The third movie is also documentary: “Buck” which is about Buck Branaman, the real “horse-whisperer” who coached Robert Redford for the movie of that name. This one is about the two sides of the American West: men so twisted by the drive to survive and their own failure to understand anything but raw force, that they beat their own children nearly to death -- opposed to the small-town Montana coach, sheriff, and ranch couple who stepped in to rescue Buck and his brother when they were still young enough to turn in a different direction. Their mother had died before she could find a way to take the boys and get out. Even after the boys had gone to the foster family that raised two dozen boys from similar situations, Buck’s dad lay on his belly up in the hills, watching him through the scope on his rifle. He declared that when they were eighteen, he would kill them. I don’t know why he would wait.
Rescued together, the two boys turned out differently. Not THAT differently. They are peaceful men and both are horse-whisperers. There are a LOT of whisperers in the West and they are often survivors. I expect that Sam Shepard himself is more of a whisperer than a bull-rider. On purpose. Check out his writing.
“Buck” is also a documentary, but something happened that couldn’t have been planned. The concept was to film Buck doing one of his innumerable horse clinics at which he addresses horses with problems and shows the owners how to figure them out and solve them. This time a young woman brought a horse that had been oxygen-deprived at birth. The mare died and the colt was not breathing at first but was revived. It was never quite right.
So Buck began to work with the animal, an unaltered stallion. It seemed spoiled and a little erratic. Then suddenly it went into a rage and attacked the man who normally worked with it. The tape nearly showed a man being killed. Buck finally eased the horse into its trailer, using two long limber sticks with flags on the end -- slowly and carefully hazing him along. Before that, held in a corral, the crazed studhorse would lunge over the man-high rails in an attempt to bite anyone who walked near.

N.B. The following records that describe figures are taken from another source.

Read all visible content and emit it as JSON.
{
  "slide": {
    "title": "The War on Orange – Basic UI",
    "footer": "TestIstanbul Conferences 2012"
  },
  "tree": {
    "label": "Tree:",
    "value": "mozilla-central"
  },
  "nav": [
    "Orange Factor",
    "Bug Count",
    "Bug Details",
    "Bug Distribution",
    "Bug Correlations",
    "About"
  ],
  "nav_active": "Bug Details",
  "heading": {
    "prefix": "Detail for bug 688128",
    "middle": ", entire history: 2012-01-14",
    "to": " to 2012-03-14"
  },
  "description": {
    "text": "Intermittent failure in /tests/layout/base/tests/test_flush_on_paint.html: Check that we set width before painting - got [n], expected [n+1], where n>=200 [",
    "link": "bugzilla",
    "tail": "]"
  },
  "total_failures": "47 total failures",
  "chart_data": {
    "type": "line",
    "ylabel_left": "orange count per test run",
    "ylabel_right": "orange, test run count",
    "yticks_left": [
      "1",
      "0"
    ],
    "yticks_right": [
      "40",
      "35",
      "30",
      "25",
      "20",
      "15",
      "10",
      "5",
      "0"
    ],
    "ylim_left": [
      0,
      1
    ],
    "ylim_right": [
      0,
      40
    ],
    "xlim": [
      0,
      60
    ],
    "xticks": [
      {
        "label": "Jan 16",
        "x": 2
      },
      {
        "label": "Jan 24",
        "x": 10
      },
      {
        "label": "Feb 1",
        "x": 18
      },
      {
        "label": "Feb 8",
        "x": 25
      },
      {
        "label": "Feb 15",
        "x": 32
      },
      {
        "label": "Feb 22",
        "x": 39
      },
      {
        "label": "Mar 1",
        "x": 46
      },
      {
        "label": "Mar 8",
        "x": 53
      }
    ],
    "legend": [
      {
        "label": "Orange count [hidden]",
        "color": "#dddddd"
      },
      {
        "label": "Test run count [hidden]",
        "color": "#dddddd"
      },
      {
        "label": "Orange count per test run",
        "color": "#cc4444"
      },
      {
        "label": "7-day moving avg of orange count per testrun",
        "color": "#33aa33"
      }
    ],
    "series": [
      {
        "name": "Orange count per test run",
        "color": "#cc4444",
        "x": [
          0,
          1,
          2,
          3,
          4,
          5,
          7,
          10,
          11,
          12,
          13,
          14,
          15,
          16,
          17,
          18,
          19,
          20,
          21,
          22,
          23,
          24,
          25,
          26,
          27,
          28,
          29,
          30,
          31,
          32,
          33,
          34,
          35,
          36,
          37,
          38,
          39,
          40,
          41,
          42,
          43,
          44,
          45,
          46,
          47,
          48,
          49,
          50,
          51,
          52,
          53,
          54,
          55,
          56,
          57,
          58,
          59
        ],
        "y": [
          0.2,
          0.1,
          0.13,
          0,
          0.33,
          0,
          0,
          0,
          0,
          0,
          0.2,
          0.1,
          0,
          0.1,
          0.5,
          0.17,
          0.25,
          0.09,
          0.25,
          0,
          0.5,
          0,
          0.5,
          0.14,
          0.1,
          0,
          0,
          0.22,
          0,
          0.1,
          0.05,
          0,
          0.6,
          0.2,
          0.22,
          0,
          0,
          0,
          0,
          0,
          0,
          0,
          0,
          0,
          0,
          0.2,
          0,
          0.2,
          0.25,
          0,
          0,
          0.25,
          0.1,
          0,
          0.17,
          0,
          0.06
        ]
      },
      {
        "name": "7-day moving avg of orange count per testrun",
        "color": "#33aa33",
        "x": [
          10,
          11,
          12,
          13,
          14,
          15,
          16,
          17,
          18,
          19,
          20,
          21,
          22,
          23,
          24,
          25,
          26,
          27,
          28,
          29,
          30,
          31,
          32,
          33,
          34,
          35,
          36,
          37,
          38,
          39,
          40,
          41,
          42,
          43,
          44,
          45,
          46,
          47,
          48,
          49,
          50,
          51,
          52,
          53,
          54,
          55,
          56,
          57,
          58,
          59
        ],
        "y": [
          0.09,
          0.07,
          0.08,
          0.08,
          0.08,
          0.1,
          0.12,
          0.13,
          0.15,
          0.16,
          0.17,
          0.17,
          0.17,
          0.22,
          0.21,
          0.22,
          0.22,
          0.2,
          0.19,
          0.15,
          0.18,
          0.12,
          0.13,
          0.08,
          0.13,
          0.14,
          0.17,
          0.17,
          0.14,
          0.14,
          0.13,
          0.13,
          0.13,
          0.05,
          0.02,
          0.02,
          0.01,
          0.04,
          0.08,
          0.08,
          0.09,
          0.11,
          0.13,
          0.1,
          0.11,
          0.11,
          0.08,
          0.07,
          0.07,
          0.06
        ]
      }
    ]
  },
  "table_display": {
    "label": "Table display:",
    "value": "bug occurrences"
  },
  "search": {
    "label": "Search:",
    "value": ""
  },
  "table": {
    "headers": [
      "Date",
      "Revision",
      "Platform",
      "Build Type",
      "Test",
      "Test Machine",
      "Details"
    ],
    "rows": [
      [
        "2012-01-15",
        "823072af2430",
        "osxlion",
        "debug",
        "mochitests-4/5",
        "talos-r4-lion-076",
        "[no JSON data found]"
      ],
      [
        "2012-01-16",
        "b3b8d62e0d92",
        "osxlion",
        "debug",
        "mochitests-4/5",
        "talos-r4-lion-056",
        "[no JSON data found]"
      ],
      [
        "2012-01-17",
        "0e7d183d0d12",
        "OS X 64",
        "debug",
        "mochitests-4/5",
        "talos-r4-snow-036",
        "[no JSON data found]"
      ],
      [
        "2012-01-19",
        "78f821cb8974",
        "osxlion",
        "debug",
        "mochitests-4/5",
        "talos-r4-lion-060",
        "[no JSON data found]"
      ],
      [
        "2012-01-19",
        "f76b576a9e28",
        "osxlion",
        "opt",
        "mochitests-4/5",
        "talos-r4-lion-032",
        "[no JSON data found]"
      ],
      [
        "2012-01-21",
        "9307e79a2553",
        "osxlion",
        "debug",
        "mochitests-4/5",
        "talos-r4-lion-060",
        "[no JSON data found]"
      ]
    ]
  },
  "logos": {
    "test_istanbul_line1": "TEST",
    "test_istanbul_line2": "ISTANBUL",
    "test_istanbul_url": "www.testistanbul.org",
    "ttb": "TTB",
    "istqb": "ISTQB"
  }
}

The young woman then confessed about the damage she had sustained, the eighteen other uncut stallions she had on her ranch, and other things Buck should have known about beforehand. He addressed her in no uncertain terms, saying she was endangering herself and others, that she was irresponsible, that it was no kindness to the animals, reminding her again and again that it was HERSELF she was punishing. He did not say what was perfectly obvious and what she sort of knew before showing up with her killer horse: it would have to be put down. No human miracle could save a horse like that. She was near being a murderer with her fantasies.
This is not a safe world. People who work with big animals know that, both in the old days when horses were still cowboy transportation or now in the rodeo ring where the these bull riders have FOUR clowns -- who don’t even bother to be funny, because their job is saving lives. We romanticize the danger so we can enjoy the adrenaline rush. Admit it: this was a MUCH more interesting documentary with a rank horse in it that Buck could not save.
Many of us hope to learn about animals (including people) who are uncontrollable and dangerous, even to their own families. But some of us get off on it. The more shooting, the more fist-fights, the better. It is the survivors -- and there are lots of them in the West -- who must teach the sensationalists how to tell when the line is crossed. Marked by scars, usually.